Construction costs are predicted to rise by 17 per cent over the next five years, according to a new forecast from the Building Cost Information Service (BCIS).
Its latest data also found that tender prices could increase by 15 per cent over the same period and new work output will grow by 19 per cent.
Dr David Crosthwaite, chief economist at BCIS, also warned that 2025 will be another “difficult” year for the construction industry.
“Sentiment in construction has changed significantly since the start of the year and, with economic growth stagnating and inflation starting to pick up again, stagflation is becoming a real possibility this year,” he said.
“As a result, we’re forecasting that 2025 will likely be another difficult year for construction with only minimal output growth evident before growth accelerates later in the forecast period.
“While the cost of borrowing is reducing, albeit slowly, we have yet to see increased levels of investment in built assets. Furthermore, we expect to see increases in both input costs and tender prices due to the National Insurance uplift, resulting in potential affordability issues.”
The analysis, released yesterday (26 March), said the BCIS All-in Tender Price Index saw annual growth of 2.3 per cent in the first quarter of this year.
It said labour remained the main driver on the input costs side, though annual growth in the BCIS Labour Cost Index was expected to have slowed in the first quarter of 2025 to 4.7 per cent.
Increases to employers National Insurance contributions and the National Living Wage will significantly impact labour costs, it found, with a monthly increase of 2.5 per cent forecast in April compared with March. The BCIS Labour Cost Index is forecast to increase overall by 18 per cent up to the first quarter of 2030.
Its findings mirror cost consultancy Turner & Townsend’s latest UK Market Intelligence report published on Tuesday (25 March), which predicted that higher labour costs will “continue to pressure margins”.
Employer National Insurance contributions will jump from 13.8 to 15 per cent next month, while the earnings threshold at which these kick in will be slashed from £9,100 to £5,000 per employee.
”Unless contractors can pass on these higher labour costs in their tender prices, we can expect further erosion of their already-low margins,” said Turner & Townsend.
The BCIS said materials cost inflation had been moderating since peaking in 2022 and annual growth in the BCIS Materials Cost Index was in negative territory from the third quarter of 2023 to the second quarter of 2024. However, it now expects the index to grow by 15 per cent over the next five years.
It said output figures for 2024 remained disappointing, with the latest data from the Office for National Statistics showing total new work output fell by 5.3 per cent compared with 2023.

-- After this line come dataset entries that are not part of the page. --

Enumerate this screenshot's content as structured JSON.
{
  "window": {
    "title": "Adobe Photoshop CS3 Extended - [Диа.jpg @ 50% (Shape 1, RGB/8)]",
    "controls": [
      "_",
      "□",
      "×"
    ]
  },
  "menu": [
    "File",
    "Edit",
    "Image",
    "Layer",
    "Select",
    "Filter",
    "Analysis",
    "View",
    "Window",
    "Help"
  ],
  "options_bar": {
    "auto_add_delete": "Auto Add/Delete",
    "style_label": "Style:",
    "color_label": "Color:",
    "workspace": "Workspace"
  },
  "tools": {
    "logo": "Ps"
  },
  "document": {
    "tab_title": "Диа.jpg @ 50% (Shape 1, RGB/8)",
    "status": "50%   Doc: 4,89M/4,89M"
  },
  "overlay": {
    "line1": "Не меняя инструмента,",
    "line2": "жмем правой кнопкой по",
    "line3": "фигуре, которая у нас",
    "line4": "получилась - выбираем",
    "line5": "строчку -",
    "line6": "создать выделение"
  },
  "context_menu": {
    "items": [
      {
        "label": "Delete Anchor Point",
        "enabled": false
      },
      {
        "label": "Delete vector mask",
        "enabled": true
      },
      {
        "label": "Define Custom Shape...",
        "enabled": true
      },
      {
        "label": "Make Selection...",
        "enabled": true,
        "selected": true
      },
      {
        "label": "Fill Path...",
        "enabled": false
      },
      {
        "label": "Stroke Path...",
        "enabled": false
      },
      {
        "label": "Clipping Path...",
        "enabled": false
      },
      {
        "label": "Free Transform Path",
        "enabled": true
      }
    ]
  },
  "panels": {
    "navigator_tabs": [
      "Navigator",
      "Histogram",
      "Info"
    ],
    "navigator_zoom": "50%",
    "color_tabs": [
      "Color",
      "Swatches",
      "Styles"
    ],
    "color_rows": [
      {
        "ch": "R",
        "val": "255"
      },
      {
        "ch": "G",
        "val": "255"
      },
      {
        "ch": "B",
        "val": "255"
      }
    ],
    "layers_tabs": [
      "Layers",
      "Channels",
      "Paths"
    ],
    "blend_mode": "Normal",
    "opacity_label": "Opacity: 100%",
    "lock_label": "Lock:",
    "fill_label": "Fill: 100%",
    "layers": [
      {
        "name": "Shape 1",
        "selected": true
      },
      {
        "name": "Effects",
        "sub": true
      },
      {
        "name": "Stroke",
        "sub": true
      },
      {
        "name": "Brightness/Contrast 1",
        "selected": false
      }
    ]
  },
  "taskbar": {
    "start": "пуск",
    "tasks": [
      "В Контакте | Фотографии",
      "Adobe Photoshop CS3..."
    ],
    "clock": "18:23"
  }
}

“We expect subdued growth in new work output through 2025 as a whole, with more robust growth evident over the remaining years of the forecast period,” Crosthwaite said.
“Much of the growth will be fuelled by a recovery in housing output, which is expected to grow significantly during the period, although from a relatively low base.”
Earlier this month, construction consultancy Arcadis made a similar prediction in its market view for spring.
It also warned that sustained recovery was by no means certain due to a sharp fall in new orders – almost 20 per cent since July.